Currently, publishing both the Electron and Tauri desktop variants under the same version tag makes it difficult for tools to distinguish between them. This often results in the Tauri installation being accidentally overwritten by the Electron version during updates.
Is this about tags or about releases? Since both variants are build from the same git branch, would it work to simply have two tags pointing to the same commit?
Either way, this sounds like a hack. Monorepo projects are common, having different binaries is common. Look at Android, for example. We have separate builds for Google Play and for F-Droid, all built from the same commit.
I agree that managing two separate repositories for the same codebase would be a headache and overkill for the DeltaChat team.

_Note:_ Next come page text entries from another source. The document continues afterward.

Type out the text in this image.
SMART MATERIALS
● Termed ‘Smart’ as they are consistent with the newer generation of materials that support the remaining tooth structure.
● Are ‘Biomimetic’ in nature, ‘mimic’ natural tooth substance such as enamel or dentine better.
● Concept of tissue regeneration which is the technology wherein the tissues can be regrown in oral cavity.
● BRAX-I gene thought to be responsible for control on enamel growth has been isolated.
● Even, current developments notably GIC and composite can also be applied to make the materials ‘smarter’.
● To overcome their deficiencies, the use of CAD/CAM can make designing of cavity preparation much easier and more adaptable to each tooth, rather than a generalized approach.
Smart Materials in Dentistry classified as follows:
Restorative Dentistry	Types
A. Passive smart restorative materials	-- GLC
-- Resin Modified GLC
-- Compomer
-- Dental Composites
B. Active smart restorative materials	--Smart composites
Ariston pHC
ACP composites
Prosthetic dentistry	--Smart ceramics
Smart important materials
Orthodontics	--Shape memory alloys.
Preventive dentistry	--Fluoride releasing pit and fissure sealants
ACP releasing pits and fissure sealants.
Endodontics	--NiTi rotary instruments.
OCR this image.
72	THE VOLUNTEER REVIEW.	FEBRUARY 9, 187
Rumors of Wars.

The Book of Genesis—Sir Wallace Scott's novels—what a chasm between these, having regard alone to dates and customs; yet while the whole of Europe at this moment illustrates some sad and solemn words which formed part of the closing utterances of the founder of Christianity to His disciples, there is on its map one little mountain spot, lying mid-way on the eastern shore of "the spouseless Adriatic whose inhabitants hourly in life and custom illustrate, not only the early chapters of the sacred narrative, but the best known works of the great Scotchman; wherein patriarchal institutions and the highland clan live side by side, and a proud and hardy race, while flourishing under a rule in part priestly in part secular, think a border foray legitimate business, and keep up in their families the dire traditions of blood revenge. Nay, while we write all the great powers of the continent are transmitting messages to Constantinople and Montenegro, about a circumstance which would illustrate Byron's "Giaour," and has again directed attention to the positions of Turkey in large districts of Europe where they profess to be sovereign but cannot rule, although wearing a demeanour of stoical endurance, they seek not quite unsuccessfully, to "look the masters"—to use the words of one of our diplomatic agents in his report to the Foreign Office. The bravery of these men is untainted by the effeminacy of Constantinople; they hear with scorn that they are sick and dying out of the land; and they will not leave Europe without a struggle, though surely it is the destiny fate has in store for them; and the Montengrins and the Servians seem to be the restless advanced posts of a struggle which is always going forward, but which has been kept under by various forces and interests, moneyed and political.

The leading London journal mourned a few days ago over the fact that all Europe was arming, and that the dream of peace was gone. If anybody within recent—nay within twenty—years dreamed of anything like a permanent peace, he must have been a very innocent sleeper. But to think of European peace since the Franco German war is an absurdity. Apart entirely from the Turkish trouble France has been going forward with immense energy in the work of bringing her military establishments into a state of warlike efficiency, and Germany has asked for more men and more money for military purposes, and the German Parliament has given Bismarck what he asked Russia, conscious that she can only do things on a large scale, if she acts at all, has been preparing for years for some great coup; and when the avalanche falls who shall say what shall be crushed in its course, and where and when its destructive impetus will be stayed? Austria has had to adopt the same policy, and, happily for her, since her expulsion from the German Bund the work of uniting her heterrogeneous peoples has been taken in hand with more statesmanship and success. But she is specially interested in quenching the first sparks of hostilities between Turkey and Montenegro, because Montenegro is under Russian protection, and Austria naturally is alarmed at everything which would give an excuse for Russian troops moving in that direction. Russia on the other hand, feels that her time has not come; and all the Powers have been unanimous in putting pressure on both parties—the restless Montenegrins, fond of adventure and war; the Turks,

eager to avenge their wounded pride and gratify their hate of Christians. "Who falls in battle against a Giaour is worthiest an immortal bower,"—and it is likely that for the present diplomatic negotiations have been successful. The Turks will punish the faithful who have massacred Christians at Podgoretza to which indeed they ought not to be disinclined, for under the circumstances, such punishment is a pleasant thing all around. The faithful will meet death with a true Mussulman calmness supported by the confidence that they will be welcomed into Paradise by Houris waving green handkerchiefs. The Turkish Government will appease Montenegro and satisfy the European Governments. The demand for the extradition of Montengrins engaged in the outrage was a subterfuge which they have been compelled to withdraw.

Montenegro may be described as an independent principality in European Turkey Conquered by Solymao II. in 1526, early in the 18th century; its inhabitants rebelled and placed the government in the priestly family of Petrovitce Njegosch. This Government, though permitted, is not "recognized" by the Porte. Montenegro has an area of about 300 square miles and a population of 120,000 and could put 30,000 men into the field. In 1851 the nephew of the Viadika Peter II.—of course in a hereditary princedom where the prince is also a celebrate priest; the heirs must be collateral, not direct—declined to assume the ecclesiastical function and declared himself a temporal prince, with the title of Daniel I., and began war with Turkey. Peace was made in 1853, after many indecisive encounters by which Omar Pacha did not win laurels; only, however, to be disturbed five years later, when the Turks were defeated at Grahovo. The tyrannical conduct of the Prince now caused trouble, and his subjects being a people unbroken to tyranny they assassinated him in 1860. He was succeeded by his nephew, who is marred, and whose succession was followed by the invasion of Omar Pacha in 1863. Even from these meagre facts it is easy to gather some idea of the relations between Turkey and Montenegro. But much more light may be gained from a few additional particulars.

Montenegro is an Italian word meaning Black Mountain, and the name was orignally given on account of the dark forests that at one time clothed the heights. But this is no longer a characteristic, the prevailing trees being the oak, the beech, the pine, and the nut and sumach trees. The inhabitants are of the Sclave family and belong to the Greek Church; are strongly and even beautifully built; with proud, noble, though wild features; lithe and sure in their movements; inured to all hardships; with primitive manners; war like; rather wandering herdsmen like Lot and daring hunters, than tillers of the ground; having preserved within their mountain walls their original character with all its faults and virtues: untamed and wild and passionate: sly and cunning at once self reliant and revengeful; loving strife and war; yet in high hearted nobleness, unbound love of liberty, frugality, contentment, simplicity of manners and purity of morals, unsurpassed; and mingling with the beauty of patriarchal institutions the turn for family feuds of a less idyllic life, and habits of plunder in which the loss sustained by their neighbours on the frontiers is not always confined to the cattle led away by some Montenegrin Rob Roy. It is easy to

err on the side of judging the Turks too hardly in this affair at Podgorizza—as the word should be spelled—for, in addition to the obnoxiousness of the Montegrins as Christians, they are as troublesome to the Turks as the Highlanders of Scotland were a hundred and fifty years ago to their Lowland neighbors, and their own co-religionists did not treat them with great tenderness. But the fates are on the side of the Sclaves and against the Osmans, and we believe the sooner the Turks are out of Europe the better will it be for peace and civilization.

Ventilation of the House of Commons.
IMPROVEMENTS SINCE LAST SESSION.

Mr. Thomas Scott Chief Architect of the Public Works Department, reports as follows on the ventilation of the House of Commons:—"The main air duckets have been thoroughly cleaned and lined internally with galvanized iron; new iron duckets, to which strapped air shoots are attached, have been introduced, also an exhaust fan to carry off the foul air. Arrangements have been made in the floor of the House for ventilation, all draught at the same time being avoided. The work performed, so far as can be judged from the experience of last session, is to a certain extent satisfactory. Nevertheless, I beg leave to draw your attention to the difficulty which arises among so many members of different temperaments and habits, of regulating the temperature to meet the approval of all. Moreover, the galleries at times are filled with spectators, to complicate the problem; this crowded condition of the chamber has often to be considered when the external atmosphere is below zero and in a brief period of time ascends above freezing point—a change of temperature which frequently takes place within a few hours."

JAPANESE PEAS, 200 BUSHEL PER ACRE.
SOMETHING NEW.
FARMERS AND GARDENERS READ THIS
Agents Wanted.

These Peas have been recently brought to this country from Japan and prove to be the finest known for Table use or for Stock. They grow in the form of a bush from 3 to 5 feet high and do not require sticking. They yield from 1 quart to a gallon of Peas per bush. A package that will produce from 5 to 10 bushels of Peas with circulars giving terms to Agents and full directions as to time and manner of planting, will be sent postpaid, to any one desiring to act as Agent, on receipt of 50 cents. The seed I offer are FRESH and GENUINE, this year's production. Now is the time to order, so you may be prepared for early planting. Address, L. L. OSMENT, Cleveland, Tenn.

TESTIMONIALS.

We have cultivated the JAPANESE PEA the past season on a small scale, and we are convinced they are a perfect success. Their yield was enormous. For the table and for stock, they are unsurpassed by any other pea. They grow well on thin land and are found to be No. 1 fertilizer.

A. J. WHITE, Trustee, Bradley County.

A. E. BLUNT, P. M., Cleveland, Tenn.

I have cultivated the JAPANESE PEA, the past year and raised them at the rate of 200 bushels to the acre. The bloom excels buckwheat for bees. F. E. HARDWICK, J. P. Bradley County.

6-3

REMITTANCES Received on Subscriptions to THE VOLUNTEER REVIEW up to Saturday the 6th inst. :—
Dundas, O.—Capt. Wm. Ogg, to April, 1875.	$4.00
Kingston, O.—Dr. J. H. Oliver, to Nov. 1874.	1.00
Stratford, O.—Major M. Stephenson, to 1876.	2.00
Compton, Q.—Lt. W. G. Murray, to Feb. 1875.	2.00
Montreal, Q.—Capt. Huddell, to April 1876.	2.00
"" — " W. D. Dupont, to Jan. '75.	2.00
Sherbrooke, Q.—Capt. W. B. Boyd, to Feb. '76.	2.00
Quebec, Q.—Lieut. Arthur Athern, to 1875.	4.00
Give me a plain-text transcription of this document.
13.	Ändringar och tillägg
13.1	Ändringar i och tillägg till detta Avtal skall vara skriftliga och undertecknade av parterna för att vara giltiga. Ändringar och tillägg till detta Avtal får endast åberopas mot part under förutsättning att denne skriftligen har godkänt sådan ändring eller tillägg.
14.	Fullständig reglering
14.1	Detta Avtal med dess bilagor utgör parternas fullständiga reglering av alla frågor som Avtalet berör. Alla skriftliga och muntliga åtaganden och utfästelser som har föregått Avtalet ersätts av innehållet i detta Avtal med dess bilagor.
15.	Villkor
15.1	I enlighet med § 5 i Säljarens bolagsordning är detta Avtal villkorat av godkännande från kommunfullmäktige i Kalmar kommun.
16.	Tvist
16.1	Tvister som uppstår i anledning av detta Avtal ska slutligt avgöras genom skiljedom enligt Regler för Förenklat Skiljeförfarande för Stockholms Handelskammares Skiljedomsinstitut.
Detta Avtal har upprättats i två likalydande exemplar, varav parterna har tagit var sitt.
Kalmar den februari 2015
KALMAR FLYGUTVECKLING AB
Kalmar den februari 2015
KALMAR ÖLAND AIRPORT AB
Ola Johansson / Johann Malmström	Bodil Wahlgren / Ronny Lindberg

At the same time, AppManager handles a large number of apps and needs standardized version-check logic to avoid complex per-project filtering rules.
I believe separate tags (e.g., desktop-v1.x and tauri-v1.x) pointing to the same commit would be a sufficient fix and a win-win. IIUC, this would also create separate GitHub Release entries, providing the distinct update paths needed for easy automation.
After checking with the AppManager dev, it seems there is a much better way that doesn’t require changing your release structure: adding zsync update info to the AppImages.
This would allow the files to be distinguished by their internal metadata.
If you’re open to looking into this, @Samueru-sama is also active there and might be able to provide further insight into the packaging details.